Persepsi | Cerpen: Sriwiyanti
Mamet menutup mushaf dengan tergesa-gesa, sebab rasa kantuk yang tak bisa ditunda. Waktu Subuh adalah yang paling ia benci dari lima jadwal sholat berjamaah yang ditetapkan pondok pesantren. Sudah bacaan imamnya panjang-panjang, belum lagi ceramah pak kyai, dan murojaah hafalan Al-qur’an. Rutinitas itu membuat Mamet merencanakan hal-hal besar setiap malam, misalnya memberi obat tidur kyai Mushtofa supaya Subuh berjamaah kebablasan, atau rencana paling besarnya adalah membakar masjid di sepertiga malam. Lalu kembali tidur nyenyak ke kamar.
Subuh itu pun masih sama, Mamet bangkit dari kasur tipis, menggaruk-garuk badannya yang cungkring tanpa sehelai baju, mata sembab mengerjap-ngerjap lalu berjalan mengambil gayung berisi perlengkapan mandi, terseok-seok menuju antrean paling belakang, mengerubungi kamar mandi bagai semut. Tak sampai satu menit ia berdiri, matanya tiba-tiba terbuka lebar setelah gayung berisi sabun batang, sampo saset lima ratus perak, dan sikat gigi berbulu keras, berserakan karena tubuhnya terhuyung menyentuh tanah. Padahal, sedikit lagi mimpinya sampai klimaks.
“Sialan,” pekiknya, terkaget-kaget oleh kantuknya sendiri. Teman-teman yang mengantre di depannya pun sama. Bahkan, mereka hampir tak menyadari teriakan Mamet, sebab gelombang otak sudah tidak mencerna realita.

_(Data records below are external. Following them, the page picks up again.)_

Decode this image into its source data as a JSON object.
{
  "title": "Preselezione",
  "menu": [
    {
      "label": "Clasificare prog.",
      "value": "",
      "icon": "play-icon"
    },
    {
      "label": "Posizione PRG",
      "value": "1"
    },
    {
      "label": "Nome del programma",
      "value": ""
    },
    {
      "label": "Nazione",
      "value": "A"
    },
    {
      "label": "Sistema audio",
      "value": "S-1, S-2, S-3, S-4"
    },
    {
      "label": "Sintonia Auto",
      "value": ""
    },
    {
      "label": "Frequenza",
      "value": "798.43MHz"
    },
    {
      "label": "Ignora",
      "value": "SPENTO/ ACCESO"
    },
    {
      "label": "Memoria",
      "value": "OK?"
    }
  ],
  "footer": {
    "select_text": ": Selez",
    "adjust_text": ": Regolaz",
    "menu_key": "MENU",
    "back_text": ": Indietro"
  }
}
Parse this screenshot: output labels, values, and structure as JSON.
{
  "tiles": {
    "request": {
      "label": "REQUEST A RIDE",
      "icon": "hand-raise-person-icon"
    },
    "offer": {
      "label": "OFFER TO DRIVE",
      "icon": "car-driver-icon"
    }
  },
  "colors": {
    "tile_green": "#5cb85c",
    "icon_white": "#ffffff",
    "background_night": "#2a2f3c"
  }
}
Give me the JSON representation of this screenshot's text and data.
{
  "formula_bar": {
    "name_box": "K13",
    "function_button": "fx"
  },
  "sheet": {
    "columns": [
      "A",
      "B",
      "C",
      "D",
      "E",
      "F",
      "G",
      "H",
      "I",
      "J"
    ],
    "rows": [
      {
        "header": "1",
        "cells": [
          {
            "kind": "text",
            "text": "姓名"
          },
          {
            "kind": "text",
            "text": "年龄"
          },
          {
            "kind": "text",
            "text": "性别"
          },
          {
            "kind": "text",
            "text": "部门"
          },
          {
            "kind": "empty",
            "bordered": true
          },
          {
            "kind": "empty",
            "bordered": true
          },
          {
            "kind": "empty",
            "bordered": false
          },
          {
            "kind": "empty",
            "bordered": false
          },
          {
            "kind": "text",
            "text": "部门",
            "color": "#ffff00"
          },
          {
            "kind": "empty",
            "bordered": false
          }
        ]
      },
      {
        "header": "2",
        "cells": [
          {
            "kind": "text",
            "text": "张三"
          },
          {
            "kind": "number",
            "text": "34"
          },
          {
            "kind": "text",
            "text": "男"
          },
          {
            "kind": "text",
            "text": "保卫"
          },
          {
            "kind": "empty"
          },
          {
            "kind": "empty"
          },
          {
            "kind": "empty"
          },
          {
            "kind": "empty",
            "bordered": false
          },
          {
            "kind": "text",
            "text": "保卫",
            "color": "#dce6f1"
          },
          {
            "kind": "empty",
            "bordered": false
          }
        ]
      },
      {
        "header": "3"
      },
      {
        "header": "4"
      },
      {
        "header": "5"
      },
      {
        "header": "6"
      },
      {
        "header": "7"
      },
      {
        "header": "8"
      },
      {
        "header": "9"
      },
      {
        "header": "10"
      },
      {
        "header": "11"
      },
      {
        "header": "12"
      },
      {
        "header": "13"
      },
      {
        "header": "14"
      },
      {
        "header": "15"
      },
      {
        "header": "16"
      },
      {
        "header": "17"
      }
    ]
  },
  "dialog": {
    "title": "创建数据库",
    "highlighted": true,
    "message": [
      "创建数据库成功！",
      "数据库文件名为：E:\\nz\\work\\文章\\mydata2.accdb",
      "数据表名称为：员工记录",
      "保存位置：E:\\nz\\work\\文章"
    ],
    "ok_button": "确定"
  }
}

Tepat sebelum suara ikamah berakhir, Mamet mendarat dengan selamat di shaf paling belakang. Ia kapok terkena sidang mendadak dari ustaz yang berkeliling di setiap sudut asrama, koridor, kamar tidur dan tak ketinggalan kamar mandi, bahkan bila perlu di langit-langit kamar tidur yang kadang dipakai untuk menyembunyikan ponsel para santri. Dan hukumannya tak tanggung-tanggung, membersihkan seluruh kamar mandi selama sepekan.
Pada sajadah tempat imam, berdiri kyai Musthofa dengan jubah putih beserban hijau, membaca surat Al-fatihah dengan suara lembut nan merdu. Punggungnya sedikit membungkuk termakan usia. Di belakangnya, berbaris rapi dan rapat ustaz Ma’ruf, ustaz Mu’in, ustaz Sholeh, dan santri senior nan teladan, yang biasanya membangunkan santri-santri lain. Kemudian Mamet di shaf paling belakang, lengkap dengan cap santri tanpa prestasi, tanpa hal positif yang menonjol. Selain kemampuan tidur cepat dan bangun terlambat.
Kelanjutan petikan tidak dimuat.